7. **Create Google Sheets Nodes:**
- Add a **Google Sheets** node named `General sheet`.
- Set operation to `appendOrUpdate`.
- Document ID: Use your cloned Google Sheets document ID.
- Sheet name: `trustpilot` (or sheet ID 323953858).
- Mapping columns: Date, Author, Body, Heading, Rating, Location, review_id.
- Matching column for upsert: `review_id`.
- Connect `General edits` output to this node.
- Configure Google Sheets OAuth2 credentials.
- Add a **Google Sheets** node named `HelpfulCrowd Sheets`.
- Set operation to `appendOrUpdate`.
- Document ID: Same as above.
- Sheet name: `helpfulcrowd` (or sheet ID 1811842087).
- Mapping columns: product_id, rating, title, feedback, customer_name, customer_email, comment, status, review_date, verified, media_1 to media_5, review_id.
- Matching column for upsert: `review_id`.
- Connect `HelpfulCrowd edits` output to this node.
- Configure Google Sheets OAuth2 credentials.
8. **Add Sticky Notes for Instructions (Optional):**
- Add a sticky note near `Global` node with instructions to edit company ID and max pages.
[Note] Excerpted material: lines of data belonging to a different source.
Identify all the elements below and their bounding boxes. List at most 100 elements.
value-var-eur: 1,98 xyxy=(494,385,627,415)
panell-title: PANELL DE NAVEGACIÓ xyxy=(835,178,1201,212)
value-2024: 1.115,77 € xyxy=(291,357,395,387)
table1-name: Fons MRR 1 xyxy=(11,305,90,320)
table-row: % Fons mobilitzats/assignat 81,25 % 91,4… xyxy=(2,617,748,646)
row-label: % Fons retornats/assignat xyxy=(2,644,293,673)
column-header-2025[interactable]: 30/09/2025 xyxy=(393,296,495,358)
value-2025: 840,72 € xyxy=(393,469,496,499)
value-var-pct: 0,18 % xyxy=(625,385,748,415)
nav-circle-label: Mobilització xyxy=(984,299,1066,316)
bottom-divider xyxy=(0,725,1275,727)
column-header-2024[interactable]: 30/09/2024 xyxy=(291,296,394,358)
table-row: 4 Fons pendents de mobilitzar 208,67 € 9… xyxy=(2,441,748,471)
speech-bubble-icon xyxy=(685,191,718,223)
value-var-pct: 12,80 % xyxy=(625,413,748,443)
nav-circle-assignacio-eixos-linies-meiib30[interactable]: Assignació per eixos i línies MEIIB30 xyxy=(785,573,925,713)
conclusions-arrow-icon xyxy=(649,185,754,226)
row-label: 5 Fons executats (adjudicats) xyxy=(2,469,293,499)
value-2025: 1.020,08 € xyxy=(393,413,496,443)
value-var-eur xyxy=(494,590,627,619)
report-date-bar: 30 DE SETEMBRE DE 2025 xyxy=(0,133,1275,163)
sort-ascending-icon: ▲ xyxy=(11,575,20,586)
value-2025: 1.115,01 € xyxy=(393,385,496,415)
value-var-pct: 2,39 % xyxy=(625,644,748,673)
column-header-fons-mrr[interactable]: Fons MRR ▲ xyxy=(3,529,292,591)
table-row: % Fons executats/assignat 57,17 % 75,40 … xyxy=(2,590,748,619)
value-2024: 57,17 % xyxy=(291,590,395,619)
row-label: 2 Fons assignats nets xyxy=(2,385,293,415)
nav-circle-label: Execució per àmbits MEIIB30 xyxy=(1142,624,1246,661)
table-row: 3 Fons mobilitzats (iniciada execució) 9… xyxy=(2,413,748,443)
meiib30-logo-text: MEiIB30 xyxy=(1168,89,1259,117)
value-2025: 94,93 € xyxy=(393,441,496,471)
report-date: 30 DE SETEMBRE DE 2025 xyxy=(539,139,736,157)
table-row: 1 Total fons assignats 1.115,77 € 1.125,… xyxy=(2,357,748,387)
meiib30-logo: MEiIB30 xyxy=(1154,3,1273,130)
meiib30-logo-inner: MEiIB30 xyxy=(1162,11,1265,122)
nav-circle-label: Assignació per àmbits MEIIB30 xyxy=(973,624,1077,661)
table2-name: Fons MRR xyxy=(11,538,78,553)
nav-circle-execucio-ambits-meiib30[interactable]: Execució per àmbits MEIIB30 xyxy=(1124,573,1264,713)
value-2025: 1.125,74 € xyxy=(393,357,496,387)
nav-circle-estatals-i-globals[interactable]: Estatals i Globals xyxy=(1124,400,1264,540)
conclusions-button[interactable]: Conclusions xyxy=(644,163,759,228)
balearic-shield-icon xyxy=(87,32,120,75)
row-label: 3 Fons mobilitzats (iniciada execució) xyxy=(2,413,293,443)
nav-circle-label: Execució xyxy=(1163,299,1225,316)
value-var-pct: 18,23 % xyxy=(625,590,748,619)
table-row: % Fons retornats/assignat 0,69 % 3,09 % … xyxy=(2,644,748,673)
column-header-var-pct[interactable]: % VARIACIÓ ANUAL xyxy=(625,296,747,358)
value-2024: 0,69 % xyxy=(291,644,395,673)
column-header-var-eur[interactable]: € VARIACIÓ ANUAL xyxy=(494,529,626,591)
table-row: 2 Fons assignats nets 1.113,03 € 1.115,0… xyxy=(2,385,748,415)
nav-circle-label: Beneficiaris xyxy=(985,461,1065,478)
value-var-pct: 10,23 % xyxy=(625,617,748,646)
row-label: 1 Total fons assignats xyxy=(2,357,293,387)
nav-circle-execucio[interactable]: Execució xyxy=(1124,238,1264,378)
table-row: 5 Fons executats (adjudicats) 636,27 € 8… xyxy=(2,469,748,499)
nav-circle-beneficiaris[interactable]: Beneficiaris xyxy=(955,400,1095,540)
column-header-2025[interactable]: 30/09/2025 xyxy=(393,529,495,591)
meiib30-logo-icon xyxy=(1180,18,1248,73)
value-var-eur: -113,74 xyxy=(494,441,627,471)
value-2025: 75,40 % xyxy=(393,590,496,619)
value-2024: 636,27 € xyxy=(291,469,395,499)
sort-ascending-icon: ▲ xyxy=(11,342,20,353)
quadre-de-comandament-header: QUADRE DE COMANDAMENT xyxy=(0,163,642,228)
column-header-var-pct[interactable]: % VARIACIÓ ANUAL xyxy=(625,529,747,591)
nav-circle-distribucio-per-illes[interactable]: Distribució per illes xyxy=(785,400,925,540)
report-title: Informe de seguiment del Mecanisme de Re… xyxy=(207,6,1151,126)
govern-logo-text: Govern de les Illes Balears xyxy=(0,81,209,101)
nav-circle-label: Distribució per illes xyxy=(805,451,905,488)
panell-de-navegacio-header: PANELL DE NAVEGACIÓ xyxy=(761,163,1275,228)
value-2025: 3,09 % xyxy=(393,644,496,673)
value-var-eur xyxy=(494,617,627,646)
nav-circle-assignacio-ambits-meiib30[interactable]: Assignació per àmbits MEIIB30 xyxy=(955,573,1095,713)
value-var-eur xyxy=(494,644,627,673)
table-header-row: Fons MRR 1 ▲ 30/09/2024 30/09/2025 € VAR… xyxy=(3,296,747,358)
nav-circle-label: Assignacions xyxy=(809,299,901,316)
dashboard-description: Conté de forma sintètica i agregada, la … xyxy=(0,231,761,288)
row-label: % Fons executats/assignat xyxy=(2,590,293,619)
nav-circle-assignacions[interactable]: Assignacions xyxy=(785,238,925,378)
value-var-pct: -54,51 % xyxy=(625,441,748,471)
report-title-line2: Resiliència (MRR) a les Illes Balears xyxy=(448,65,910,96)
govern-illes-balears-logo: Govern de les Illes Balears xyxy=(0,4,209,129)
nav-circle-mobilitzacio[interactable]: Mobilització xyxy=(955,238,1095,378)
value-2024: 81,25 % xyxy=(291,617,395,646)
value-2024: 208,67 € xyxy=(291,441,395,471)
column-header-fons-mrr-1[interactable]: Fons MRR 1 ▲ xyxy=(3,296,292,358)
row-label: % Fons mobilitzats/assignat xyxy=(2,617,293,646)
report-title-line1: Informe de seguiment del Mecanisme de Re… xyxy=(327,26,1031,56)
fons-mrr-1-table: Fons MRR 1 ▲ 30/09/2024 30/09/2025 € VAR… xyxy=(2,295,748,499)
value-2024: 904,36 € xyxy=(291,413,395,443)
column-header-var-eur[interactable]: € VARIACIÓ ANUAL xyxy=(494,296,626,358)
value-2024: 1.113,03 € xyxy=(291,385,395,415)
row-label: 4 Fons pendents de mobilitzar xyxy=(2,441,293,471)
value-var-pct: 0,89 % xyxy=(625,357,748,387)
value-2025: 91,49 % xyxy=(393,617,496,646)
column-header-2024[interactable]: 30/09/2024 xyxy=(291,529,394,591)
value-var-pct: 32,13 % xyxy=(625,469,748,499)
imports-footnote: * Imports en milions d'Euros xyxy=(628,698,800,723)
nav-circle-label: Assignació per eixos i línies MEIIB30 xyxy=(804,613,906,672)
- Add a sticky note near Google Sheets nodes with the link to clone the Google Sheets template:
```
https://docs.google.com/spreadsheets/d/19nndnEO186vNmApxce8bA1AnLYrY8bR8VgYlwOU_FYA/edit?gid=0#gid=0
```
- Add a sticky note near HelpfulCrowd Sheets node with HelpfulCrowd import guide link:
```
https://www.guides.helpfulcrowd.com/en/article/import-product-reviews-wof0oy/
```
---
### 5. General Notes & Resources
| Note Content | Context or Link |
|-------------------------------------------------------------------------------------------------|---------------------------------------------------------------------------------------------------------|
| Clone this Google Sheets template before running the workflow: | https://docs.google.com/spreadsheets/d/19nndnEO186vNmApxce8bA1AnLYrY8bR8VgYlwOU_FYA/edit?gid=0#gid=0 |
| HelpfulCrowd import guide for product reviews CSV format: | https://www.guides.helpfulcrowd.com/en/article/import-product-reviews-wof0oy/ |
| Workflow supports both manual and scheduled execution for flexible scraping intervals. | |
| Requires Google Sheets API credentials with OAuth2 configured for access to the target spreadsheet.| |
| Trustpilot scraping depends on page structure and embedded JSON data; changes on Trustpilot may require workflow updates.| |
| Pagination stops automatically on HTTP 404 status code, indicating no more review pages. | |
| Export the `helpfulcrowd` sheet as CSV for upload to HelpfulCrowd platform. | |
| For more n8n templates by the author, visit: | https://n8n.io/creators/bangank36/ |
---
This document fully describes the workflow structure, node configurations, and instructions to reproduce or modify the workflow, including potential failure points and integration considerations.